Graduate School of Social Work and Social Research, Bryn Mawr College, Bryn Mawr, Pennsylvania, USA.
J Dual Diagn. 2024 May 26:1-12. doi: 10.1080/15504263.2024.2357623.
The co-occurrence of anxiety disorders, depressive disorders, and substance use problems was examined. The Mental Health Client-Level Data dataset was used to conduct logistic regression models and an artificial neural network analysis. Logistic regression analyses were conducted among adults with anxiety ( = 547,473) or depressive disorders ( = 1,610,601) as their primary diagnosis who received treatment in a community mental health center. The artificial neural network analysis was conducted with the entire sample ( = 2,158,074). Approximately 30% of the sample had co-occurring high-risk substance use or substance use disorder. Characteristics including region of treatment receipt, age, education, gender, race and ethnicity, and the presence of co-occurring anxiety and depressive disorders were associated with the co-occurring high-risk substance use or a substance use disorder. Findings from this study highlight the importance of mental health facilities to screen for and provide integrated treatment for co-occurring disorders.

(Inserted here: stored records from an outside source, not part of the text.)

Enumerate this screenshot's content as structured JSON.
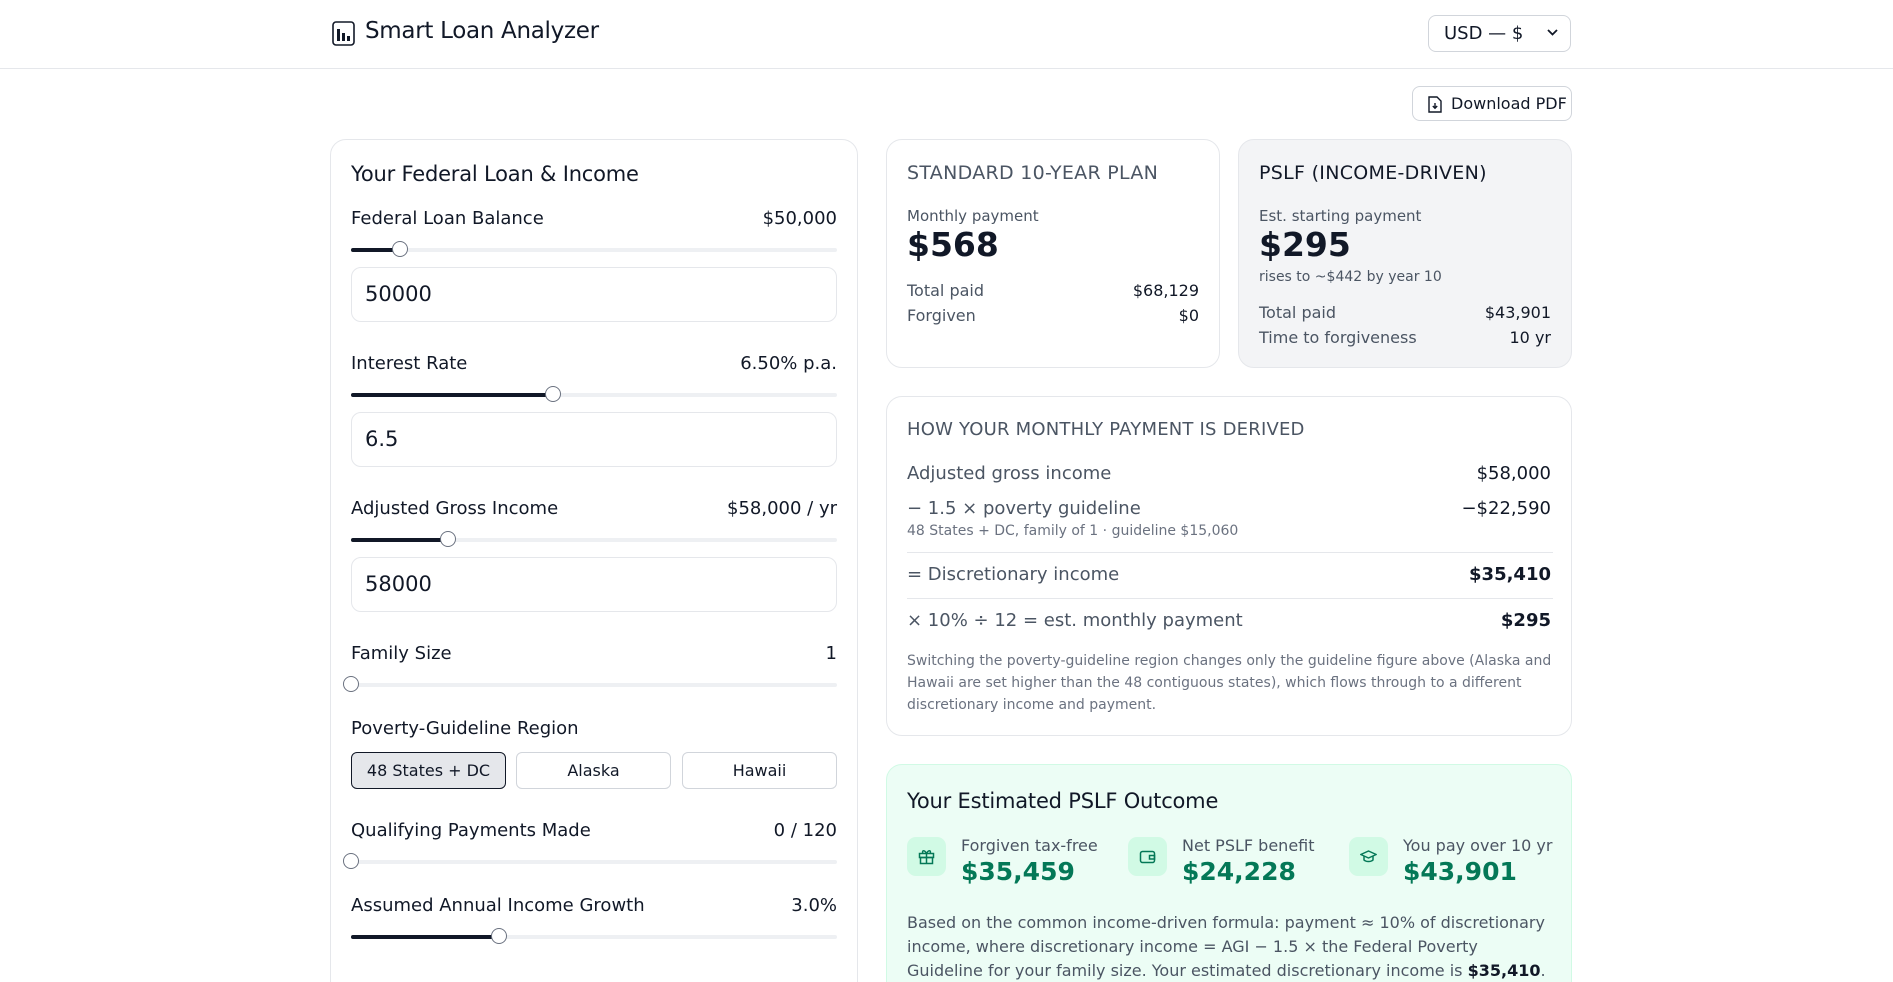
{
  "header": {
    "title": "Smart Loan Analyzer",
    "currency": "USD — $"
  },
  "toolbar": {
    "download_label": "Download PDF"
  },
  "inputs": {
    "title": "Your Federal Loan & Income",
    "loan_balance": {
      "label": "Federal Loan Balance",
      "display": "$50,000",
      "input": "50000",
      "slider_fraction": 0.1
    },
    "interest_rate": {
      "label": "Interest Rate",
      "display": "6.50% p.a.",
      "input": "6.5",
      "slider_fraction": 0.415
    },
    "agi": {
      "label": "Adjusted Gross Income",
      "display": "$58,000 / yr",
      "input": "58000",
      "slider_fraction": 0.2
    },
    "family_size": {
      "label": "Family Size",
      "display": "1",
      "slider_fraction": 0
    },
    "region": {
      "label": "Poverty-Guideline Region",
      "options": [
        "48 States + DC",
        "Alaska",
        "Hawaii"
      ],
      "selected": "48 States + DC"
    },
    "qualifying_payments": {
      "label": "Qualifying Payments Made",
      "display": "0 / 120",
      "slider_fraction": 0
    },
    "income_growth": {
      "label": "Assumed Annual Income Growth",
      "display": "3.0%",
      "slider_fraction": 0.305
    }
  },
  "standard_plan": {
    "title": "STANDARD 10-YEAR PLAN",
    "monthly_label": "Monthly payment",
    "monthly_value": "$568",
    "total_paid_label": "Total paid",
    "total_paid_value": "$68,129",
    "forgiven_label": "Forgiven",
    "forgiven_value": "$0"
  },
  "pslf_plan": {
    "title": "PSLF (INCOME-DRIVEN)",
    "monthly_label": "Est. starting payment",
    "monthly_value": "$295",
    "note": "rises to ~$442 by year 10",
    "total_paid_label": "Total paid",
    "total_paid_value": "$43,901",
    "time_label": "Time to forgiveness",
    "time_value": "10 yr"
  },
  "derivation": {
    "title": "HOW YOUR MONTHLY PAYMENT IS DERIVED",
    "agi_label": "Adjusted gross income",
    "agi_value": "$58,000",
    "poverty_label": "− 1.5 × poverty guideline",
    "poverty_value": "−$22,590",
    "poverty_sub": "48 States + DC, family of 1 · guideline $15,060",
    "disc_label": "= Discretionary income",
    "disc_value": "$35,410",
    "payment_label": "× 10% ÷ 12 = est. monthly payment",
    "payment_value": "$295",
    "footnote": "Switching the poverty-guideline region changes only the guideline figure above (Alaska and Hawaii are set higher than the 48 contiguous states), which flows through to a different discretionary income and payment."
  },
  "outcome": {
    "title": "Your Estimated PSLF Outcome",
    "forgiven_label": "Forgiven tax-free",
    "forgiven_value": "$35,459",
    "benefit_label": "Net PSLF benefit",
    "benefit_value": "$24,228",
    "paid_label": "You pay over 10 yr",
    "paid_value": "$43,901",
    "text_part1": "Based on the common income-driven formula: payment ≈ 10% of discretionary income, where discretionary income = AGI − 1.5 × the Federal Poverty Guideline for your family size. Your estimated discretionary income is ",
    "text_bold": "$35,410",
    "text_part2": ". This is an estimate for planning only —"
  },
  "colors": {
    "accent": "#111827",
    "success": "#047857",
    "success_bg": "#ecfdf5"
  },
  "icons": [
    "bar-chart-icon",
    "chevron-down-icon",
    "file-download-icon",
    "gift-icon",
    "wallet-icon",
    "graduation-cap-icon"
  ]
}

研究了焦虑症、抑郁症和物质使用问题的共现情况。使用心理健康客户层面数据数据集进行逻辑回归模型和人工神经网络分析。对在社区心理健康中心接受治疗、以焦虑症(n = 547,473)或抑郁症(n = 1,610,601)作为主要诊断的成年人进行逻辑回归分析。对整个样本(n = 2,158,074)进行人工神经网络分析。约30%的样本存在共现的高风险物质使用或物质使用障碍。包括治疗接受地区、年龄、教育程度、性别、种族和民族以及共现的焦虑症和抑郁症等特征与共现的高风险物质使用或物质使用障碍相关。本研究结果凸显了心理健康机构筛查并提供共病综合治疗的重要性。